Eylem kişileri hedef aldı
 
Katılanların aracın camlarını ve kapılarını sıkı bir şekilde kapatmak zorunda kalarak dehşet içinde, araba içinde kapalı kalmak zorunda kaldıkları göz önüne alındığında ayrıca hürriyeti tahdit suçunun da oluştuğunun kabul edilmesi gerektiği düşünülmüştür.

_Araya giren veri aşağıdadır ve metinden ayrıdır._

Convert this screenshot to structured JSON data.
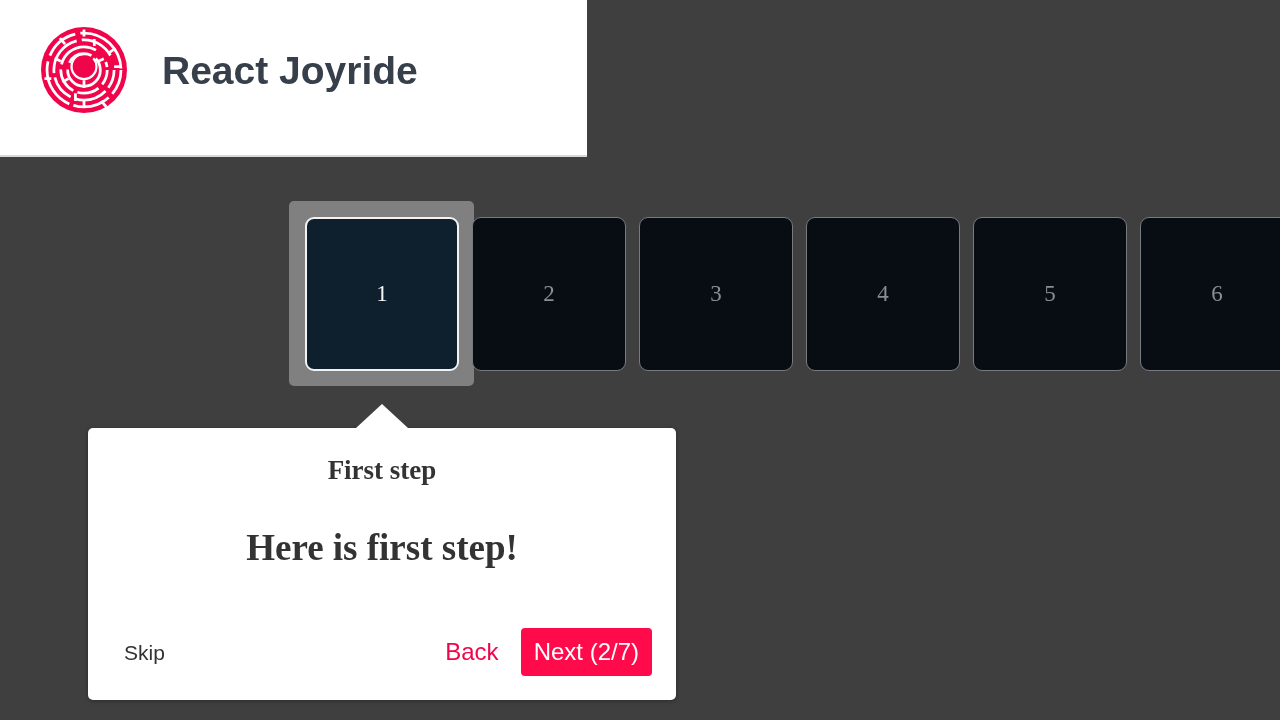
{
  "header": {
    "title": "React Joyride"
  },
  "steps": [
    {
      "label": "1",
      "selected": true
    },
    {
      "label": "2",
      "selected": false
    },
    {
      "label": "3",
      "selected": false
    },
    {
      "label": "4",
      "selected": false
    },
    {
      "label": "5",
      "selected": false
    },
    {
      "label": "6",
      "selected": false
    }
  ],
  "tour_tooltip": {
    "title": "First step",
    "content": "Here is first step!",
    "buttons": [
      {
        "kind": "skip",
        "label": "Skip"
      },
      {
        "kind": "back",
        "label": "Back"
      },
      {
        "kind": "primary",
        "label": "Next (2/7)"
      }
    ]
  }
}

Olayın başlangıcında sanıkların katılanların aracının yanına geldikleri, burada el kol işareti yaptıkları, katılanların aracının camına vurdukları, katılanların durmayarak ilerlediği buna rağmen sanıkların katılanların aracının önünü keserek durdurdukları dikkate alındığında kasıtlarının yoğun olduğu ve eylemin ayrıca kişileri de hedef aldığı kabul edilerek bu yöndeki savunmalara itibar edilmemiştir.
 
Pişmanlık söz konusu değil
 
Sanıklar vekili, hürriyeti tahdit suçu açısından sanıkların kendiliğinden olay yerini terk ettiğini ve katılanların bir zarar görmediğini, TCK'nın 110 maddesinin uygulanması gerektiğini belirtmiş ise de; olay yerinin cadde üstü olduğu ve trafik akışının devam ettiği, bu durumda sanıkların eyleminin devam etmesinin mümkün olmadığı ve çevrede toplananların da olması nedeni ile olay yerinden ayrılmak zorunda kaldıkları, bir pişmanlığın söz konusu olmadığı, TCK'nın 110 maddesinin uygulanma ihtimali bulunmadığı düşünülmüştür.”